Friday, September 01, 2006

NYT: Bush on another road show to sell the war

In Latest Push, Bush Cites Risk in Quitting Iraq - New York Times: "The latest White House offensive — the third major public relations effort in the past year to offset a decline in public support for the Iraq war and place it in the context of a broader cause — began unfolding this week, with combative speeches to veterans groups by Vice President Dick Cheney and Secretary of Defense Donald H. Rumsfeld. Both invoked variations of the word “appease’’ to characterize critics of the president’s policies, with Mr.
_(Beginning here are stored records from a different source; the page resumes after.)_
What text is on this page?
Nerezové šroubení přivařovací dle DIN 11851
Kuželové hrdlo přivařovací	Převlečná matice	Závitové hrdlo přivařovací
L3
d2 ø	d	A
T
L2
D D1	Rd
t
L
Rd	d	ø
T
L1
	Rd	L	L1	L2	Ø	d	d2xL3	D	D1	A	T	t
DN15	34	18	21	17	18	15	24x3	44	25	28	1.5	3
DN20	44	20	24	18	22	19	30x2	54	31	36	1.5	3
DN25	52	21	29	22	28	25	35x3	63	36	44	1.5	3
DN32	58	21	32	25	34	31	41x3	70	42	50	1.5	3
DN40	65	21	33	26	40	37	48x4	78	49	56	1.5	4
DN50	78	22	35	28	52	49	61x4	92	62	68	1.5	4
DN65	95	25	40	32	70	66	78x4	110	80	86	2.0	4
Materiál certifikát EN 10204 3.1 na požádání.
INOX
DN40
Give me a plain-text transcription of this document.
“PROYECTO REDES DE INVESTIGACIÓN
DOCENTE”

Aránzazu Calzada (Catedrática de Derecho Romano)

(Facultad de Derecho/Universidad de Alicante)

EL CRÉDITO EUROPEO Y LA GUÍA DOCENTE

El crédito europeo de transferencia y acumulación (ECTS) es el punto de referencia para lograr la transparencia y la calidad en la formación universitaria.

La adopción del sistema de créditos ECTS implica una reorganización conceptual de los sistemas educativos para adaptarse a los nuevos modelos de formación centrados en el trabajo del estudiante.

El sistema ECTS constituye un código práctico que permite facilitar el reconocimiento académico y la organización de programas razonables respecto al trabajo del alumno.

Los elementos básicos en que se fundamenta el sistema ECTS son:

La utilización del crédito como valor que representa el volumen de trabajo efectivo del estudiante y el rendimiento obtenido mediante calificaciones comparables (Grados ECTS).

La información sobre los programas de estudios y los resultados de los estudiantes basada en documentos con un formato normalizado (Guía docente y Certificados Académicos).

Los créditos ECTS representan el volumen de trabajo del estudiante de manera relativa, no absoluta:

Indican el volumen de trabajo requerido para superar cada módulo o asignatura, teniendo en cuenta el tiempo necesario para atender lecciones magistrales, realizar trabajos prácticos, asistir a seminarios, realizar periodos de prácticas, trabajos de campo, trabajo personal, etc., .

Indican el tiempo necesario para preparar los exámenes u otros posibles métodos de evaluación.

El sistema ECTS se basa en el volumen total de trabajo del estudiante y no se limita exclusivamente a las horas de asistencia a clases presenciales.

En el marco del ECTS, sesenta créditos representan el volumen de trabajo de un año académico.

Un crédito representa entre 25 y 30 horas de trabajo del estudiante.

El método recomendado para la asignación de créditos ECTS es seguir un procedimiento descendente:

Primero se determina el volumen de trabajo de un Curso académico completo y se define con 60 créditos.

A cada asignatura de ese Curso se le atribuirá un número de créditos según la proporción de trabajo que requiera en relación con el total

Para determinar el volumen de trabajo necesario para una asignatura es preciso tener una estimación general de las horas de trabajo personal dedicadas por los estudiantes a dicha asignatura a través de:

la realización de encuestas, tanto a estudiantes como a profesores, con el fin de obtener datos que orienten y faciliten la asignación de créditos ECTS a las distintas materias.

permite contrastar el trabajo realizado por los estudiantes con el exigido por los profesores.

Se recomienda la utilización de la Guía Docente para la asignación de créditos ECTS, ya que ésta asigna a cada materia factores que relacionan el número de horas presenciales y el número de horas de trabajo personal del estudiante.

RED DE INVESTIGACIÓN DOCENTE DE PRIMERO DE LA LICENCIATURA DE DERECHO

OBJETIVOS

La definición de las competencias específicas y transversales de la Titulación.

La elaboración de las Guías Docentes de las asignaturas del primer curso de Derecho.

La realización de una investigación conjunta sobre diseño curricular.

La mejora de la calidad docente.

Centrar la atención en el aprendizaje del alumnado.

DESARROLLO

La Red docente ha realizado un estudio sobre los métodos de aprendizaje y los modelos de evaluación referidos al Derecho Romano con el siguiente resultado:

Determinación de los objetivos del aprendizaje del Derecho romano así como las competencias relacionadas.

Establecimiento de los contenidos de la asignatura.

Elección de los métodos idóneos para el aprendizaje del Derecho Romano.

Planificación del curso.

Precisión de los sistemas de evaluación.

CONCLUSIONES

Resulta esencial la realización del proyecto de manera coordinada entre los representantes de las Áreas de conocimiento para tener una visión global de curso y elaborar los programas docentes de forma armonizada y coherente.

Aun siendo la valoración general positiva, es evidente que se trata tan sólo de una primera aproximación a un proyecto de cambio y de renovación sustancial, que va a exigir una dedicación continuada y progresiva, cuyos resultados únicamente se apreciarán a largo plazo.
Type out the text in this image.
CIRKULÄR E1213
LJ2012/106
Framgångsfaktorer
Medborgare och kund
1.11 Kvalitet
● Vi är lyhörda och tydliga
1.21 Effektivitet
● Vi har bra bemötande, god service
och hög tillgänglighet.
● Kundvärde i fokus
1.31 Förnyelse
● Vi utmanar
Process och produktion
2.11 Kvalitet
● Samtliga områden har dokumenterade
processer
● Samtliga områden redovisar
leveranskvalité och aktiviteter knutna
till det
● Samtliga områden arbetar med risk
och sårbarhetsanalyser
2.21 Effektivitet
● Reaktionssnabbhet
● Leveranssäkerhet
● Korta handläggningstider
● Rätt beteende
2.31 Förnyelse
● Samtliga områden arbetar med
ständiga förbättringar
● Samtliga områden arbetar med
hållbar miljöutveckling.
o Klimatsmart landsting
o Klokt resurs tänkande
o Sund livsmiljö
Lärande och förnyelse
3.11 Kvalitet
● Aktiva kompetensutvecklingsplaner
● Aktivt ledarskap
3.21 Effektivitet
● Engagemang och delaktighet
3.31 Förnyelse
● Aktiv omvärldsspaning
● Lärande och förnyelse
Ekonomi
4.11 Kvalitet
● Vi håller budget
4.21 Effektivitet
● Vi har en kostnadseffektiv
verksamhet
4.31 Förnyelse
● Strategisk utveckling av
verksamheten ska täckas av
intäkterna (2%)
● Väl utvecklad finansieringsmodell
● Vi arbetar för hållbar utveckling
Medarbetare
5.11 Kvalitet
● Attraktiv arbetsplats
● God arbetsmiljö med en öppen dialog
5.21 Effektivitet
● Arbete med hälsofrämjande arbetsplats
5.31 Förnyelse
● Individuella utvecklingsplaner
Rumsfeld saying they had not “learned history’s lessons.’’

That language drew an immediate backlash from Democrats on Wednesday, and Mr. Bush did not adopt it. But he did echo the allusions to the failed strategy of trying to appease Nazi Germany. He called today’s terrorists ‘’successors to Fascists, to Nazis, to Communists and other totalitarians of the 20th century,’’ and cautioned Americans against concluding that five years after the Sept. 11 attacks the threat had receded.

“That feeling,’’ he said, “is natural and comforting — and wrong.’’

It was an aggressive opening salvo to the midterm election season, timed to coincide with the days preceding the fifth anniversary of the Sept. 11 attacks. In forceful language, the president painted the war on terror as an epic struggle between good and evil.

While he predicted victory, resurrecting a word he had dropped months ago and using it 12 times in a 44-minute speech, Mr. Bush also cautioned that the road ahead would be fraught with obstacles."